November 2, 2001
From: Jun Imamoto
There is a question about sea slug names. A scientific name is being used in the Forum because this is thought to be a universal name used throughout the world. In Japan we also have a Japanese name as well as the scientific name.
Chromodoris orientalis is called shiro-umiushi.
Elysia ornata is called konoha-midorigai.
But, there is a problem with these japanese names because there does not seem to be an organisation managing their use. This has lead to alternative 'Japanese names' being used. Is there a name other than the scientific name in Australia?
How are they managed if it is here? I am very interested in hearing your reply.
email@example.comImamoto, J., 2001 (Nov 2) About sea slug names . [Message in] Sea Slug Forum. Australian Museum, Sydney. Available from http://www.seaslugforum.net/find/5561
An interesting question. I have often wondered if there was some organisation which controlled or supervised the system of 'Japanese names' which has developed in Japan. As far as I know Japan is the only country that has developed this custom of giving a 'Japanese name' to species when they are first described.

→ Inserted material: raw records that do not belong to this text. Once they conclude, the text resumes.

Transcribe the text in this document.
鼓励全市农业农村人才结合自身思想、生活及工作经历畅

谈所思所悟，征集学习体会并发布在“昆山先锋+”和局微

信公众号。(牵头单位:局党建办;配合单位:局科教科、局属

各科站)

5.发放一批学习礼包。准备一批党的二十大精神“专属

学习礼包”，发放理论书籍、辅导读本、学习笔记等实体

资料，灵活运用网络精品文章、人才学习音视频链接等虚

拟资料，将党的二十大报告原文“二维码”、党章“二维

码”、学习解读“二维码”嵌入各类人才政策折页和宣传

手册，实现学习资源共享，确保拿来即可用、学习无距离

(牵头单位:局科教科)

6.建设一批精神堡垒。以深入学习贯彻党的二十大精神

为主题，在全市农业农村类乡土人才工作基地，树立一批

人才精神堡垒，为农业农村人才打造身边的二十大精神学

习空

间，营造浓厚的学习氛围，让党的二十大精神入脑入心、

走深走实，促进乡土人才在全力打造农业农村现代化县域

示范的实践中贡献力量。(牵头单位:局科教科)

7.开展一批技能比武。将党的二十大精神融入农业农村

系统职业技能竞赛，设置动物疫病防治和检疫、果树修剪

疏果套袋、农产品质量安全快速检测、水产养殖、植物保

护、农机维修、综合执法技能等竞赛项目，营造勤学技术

In general, there are two types of common names which can be called 'Real' common names and 'Artificial' common names:
• Real Common Names are names that local people have used for an animal which is part of their local environment - something they eat, use for decoration, see all the time, etc. These names may have existed long before scientific names were invented. While such names are useful locally they can cause major problems nationally and worldwide. Fish are an excellent example of this. In Australia there may be 20 different common names used in different places for the same species of fish, and sometimes the same common name is used in different parts of Australia for different species of fish. So no-one knows what they are talking about when they buy & sell fish throughout the country. And the problems are even greater when Australians export fish to Europe, because many Australian names are derived from English names for quite different species of fish.

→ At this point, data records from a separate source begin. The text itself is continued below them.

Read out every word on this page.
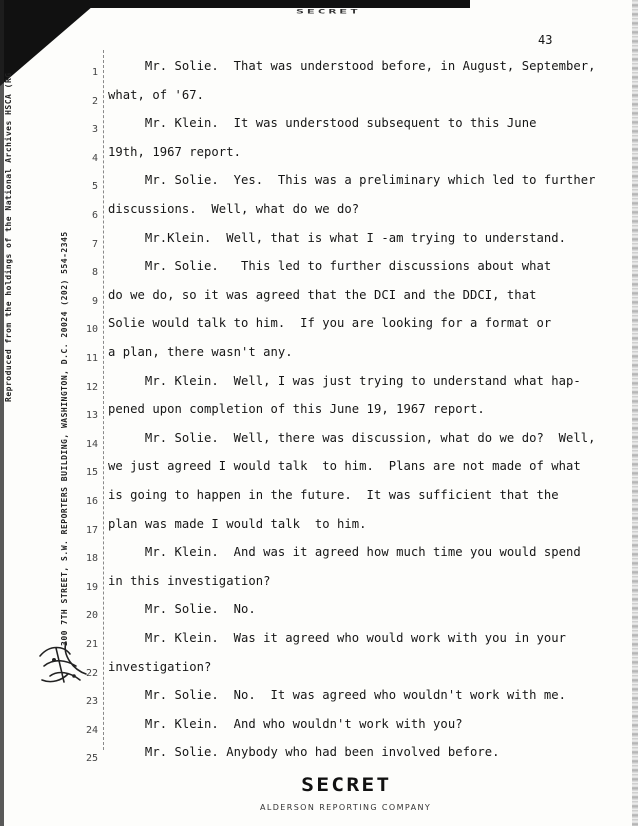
SECRET
43
Reproduced from the holdings of the National Archives HSCA (RG	300 7TH STREET, S.W. REPORTERS BUILDING, WASHINGTON, D.C. 20024 (202) 554-2345
1 Mr. Solie.  That was understood before, in August, September,
2 what, of '67.
3 Mr. Klein.  It was understood subsequent to this June
4 19th, 1967 report.
5 Mr. Solie.  Yes.  This was a preliminary which led to further
6 discussions.  Well, what do we do?
7 Mr.Klein.  Well, that is what I -am trying to understand.
8 Mr. Solie.   This led to further discussions about what
9 do we do, so it was agreed that the DCI and the DDCI, that
10 Solie would talk to him.  If you are looking for a format or
11 a plan, there wasn't any.
12 Mr. Klein.  Well, I was just trying to understand what hap-
13 pened upon completion of this June 19, 1967 report.
14 Mr. Solie.  Well, there was discussion, what do we do?  Well,
15 we just agreed I would talk  to him.  Plans are not made of what
16 is going to happen in the future.  It was sufficient that the
17 plan was made I would talk  to him.
18 Mr. Klein.  And was it agreed how much time you would spend
19 in this investigation?
20 Mr. Solie.  No.
21 Mr. Klein.  Was it agreed who would work with you in your
22 investigation?
23 Mr. Solie.  No.  It was agreed who wouldn't work with me.
24 Mr. Klein.  And who wouldn't work with you?
25 Mr. Solie. Anybody who had been involved before.
SECRET
ALDERSON REPORTING COMPANY
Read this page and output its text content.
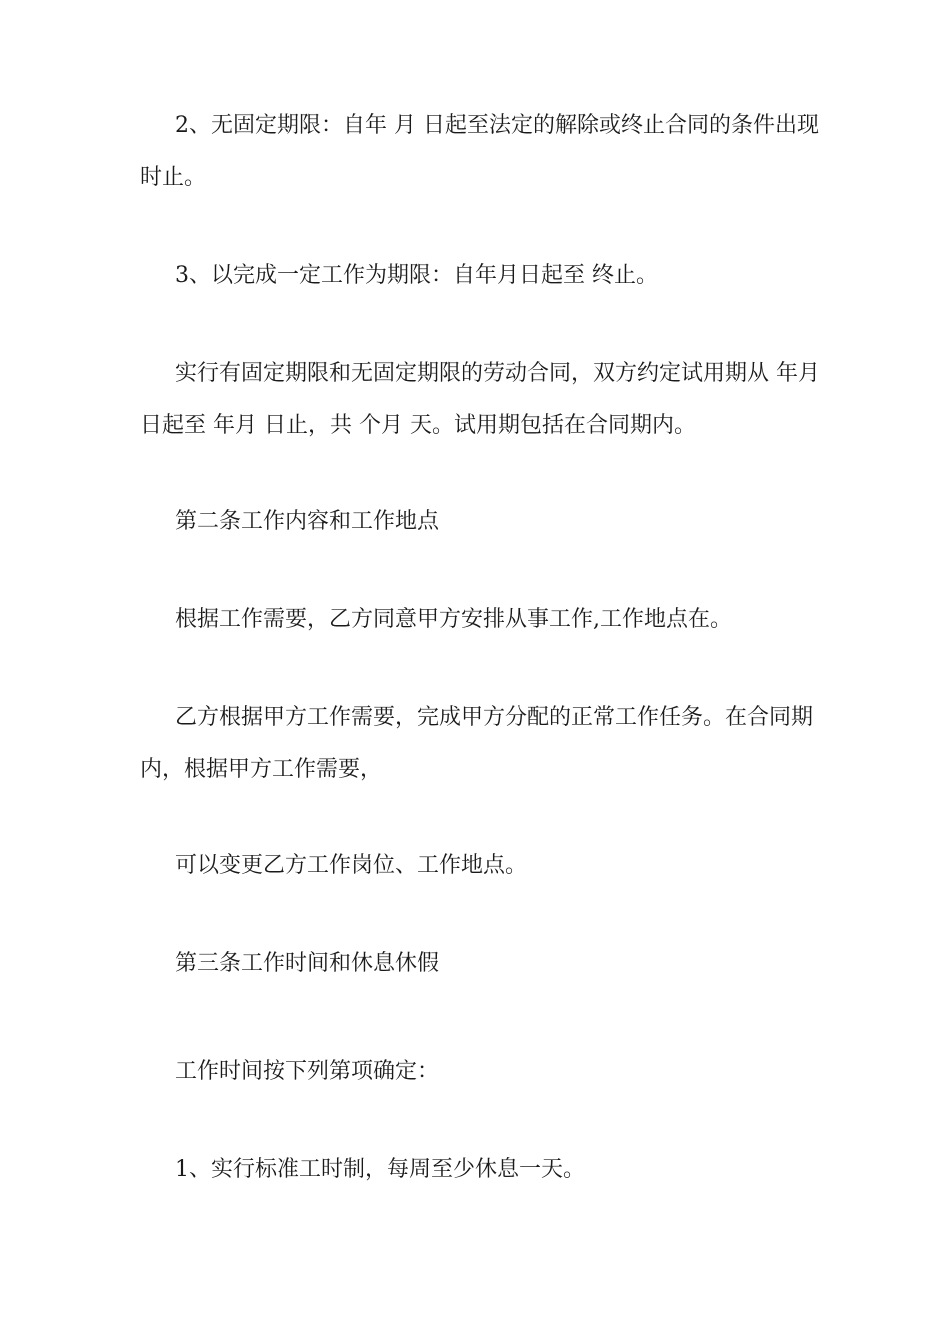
2、无固定期限：自年 月 日起至法定的解除或终止合同的条件出现时止。

3、以完成一定工作为期限：自年月日起至 终止。

实行有固定期限和无固定期限的劳动合同，双方约定试用期从 年月日起至 年月 日止，共 个月 天。试用期包括在合同期内。

第二条工作内容和工作地点

根据工作需要，乙方同意甲方安排从事工作,工作地点在。

乙方根据甲方工作需要，完成甲方分配的正常工作任务。在合同期内，根据甲方工作需要，

可以变更乙方工作岗位、工作地点。

第三条工作时间和休息休假

工作时间按下列第项确定：

1、实行标准工时制，每周至少休息一天。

This is why scientific names are so useful. An animal can have only one scientific name and it has worldwide currency. As well as being a 'name' it also gives us a short summary of the evolutionary history of the animal as well. In animals like opisthobranchs there are very few true 'common names' anywhere in the world. Apart from 'Sea Hare' (Aplysia spp) and 'Spanish Dancer' (Hexabranchus sanguineus) there are not many names in common daily use for opisthobranchs.
• Artificial Common Names
When you look at an identification guide book you will usually find there are 'common names' for all species. These are nonsense names - often no more than a bad translation of the scientific name. Why publishers and authors do this I have no idea - I guess they think their readers will be more comfortable with 'English names' but I think this is insulting to their readers who are quite capable of learning scientific names. I don't know if dinosaurs are popular with kids in Japan, but certainly in Australia most kids can tell you the long scientific names of their favourite dinosaurs. So if kids have no problem with these names why should adults?
I hope I haven't moved too far from your question, but I think manufactured common names are confusing and unnecessary. I would be interested to know whether it is a problem to write scientific names in the Japanese alphabet? If so perhaps this would explain the tradition of 'Japanese names'.